I'm trying to speed up FFT processing on a dual 2 GHz Pentium 4 Xeon. When I use FFTW, which is fast C code available on the web it takes ~1 second to take 20000 1k FFTs. It takes ~.75 seconds using MKL 5.2 or 6.0, and .5 seconds using IPP. Why isn't the Intel microcode faster? Is is simply that their code has not been optimized for Xeon processors yet? It is disappointing to at best only get a factor of 2 using parallelized microcode. Also IPP doesn't seem to support either Fortran calls or parallelization, both of which I need. I've asked Intel's Premier support about this a couple of weeks ago but haven't received an explanation. In general how many FLOPS should you get per clock cycle on a Xeon? Isn't it 4, or 8 GFLOPS per processor? I'm certainly not seeing this using their microcode.

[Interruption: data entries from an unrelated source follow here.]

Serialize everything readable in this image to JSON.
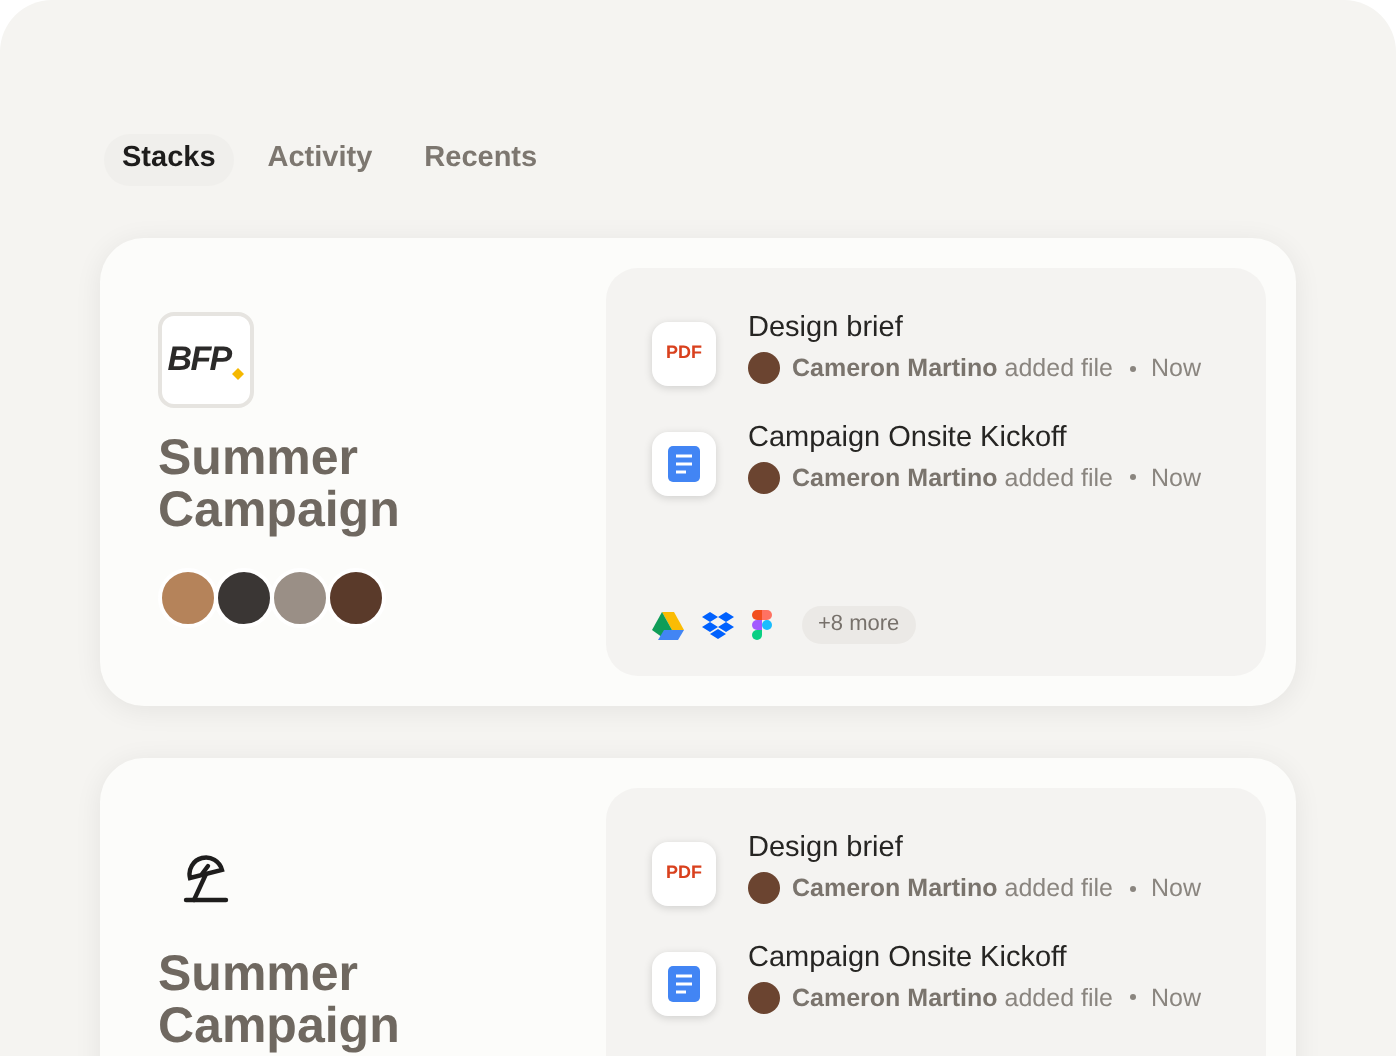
{
  "tabs": [
    {
      "label": "Stacks",
      "selected": true
    },
    {
      "label": "Activity",
      "selected": false
    },
    {
      "label": "Recents",
      "selected": false
    }
  ],
  "stacks": [
    {
      "logo": {
        "kind": "monogram",
        "text": "BFP"
      },
      "title": "Summer Campaign",
      "members": [
        {
          "color": "#b5835a"
        },
        {
          "color": "#3a3634"
        },
        {
          "color": "#9a8f86"
        },
        {
          "color": "#5a3a2a"
        }
      ],
      "files": [
        {
          "kind": "pdf",
          "badge": "PDF",
          "name": "Design brief",
          "author": "Cameron Martino",
          "action": "added file",
          "time": "Now"
        },
        {
          "kind": "doc",
          "name": "Campaign Onsite Kickoff",
          "author": "Cameron Martino",
          "action": "added file",
          "time": "Now"
        }
      ],
      "apps": [
        {
          "kind": "drive"
        },
        {
          "kind": "dropbox"
        },
        {
          "kind": "figma"
        }
      ],
      "more": "+8 more"
    },
    {
      "logo": {
        "kind": "umbrella"
      },
      "title": "Summer Campaign",
      "files": [
        {
          "kind": "pdf",
          "badge": "PDF",
          "name": "Design brief",
          "author": "Cameron Martino",
          "action": "added file",
          "time": "Now"
        },
        {
          "kind": "doc",
          "name": "Campaign Onsite Kickoff",
          "author": "Cameron Martino",
          "action": "added file",
          "time": "Now"
        }
      ]
    }
  ]
}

Even if you didn't allow for memory access, the fastest possible rate for issue of SSE or SSE2 parallel multiplication instructions would be 1 per 2 clocks. Assuming that all the additions, memory accesses, and other operations could be fit in without slowing this down, you still would be taking at least 6 clocks for 10 flops, which looks to me like 3.3Gflops peak speed on 2Ghz. That has to be extremely optimistic. Even with algorithms which would allow for approaching 2 flops per clock, I haven't seen more than 60% of that in sustained performance.
The main point of MKL and IPP over compiler generated code is to organize more effective use of cache. Evidently, memory operations, which you and I have tried to ignore, are of equal importance.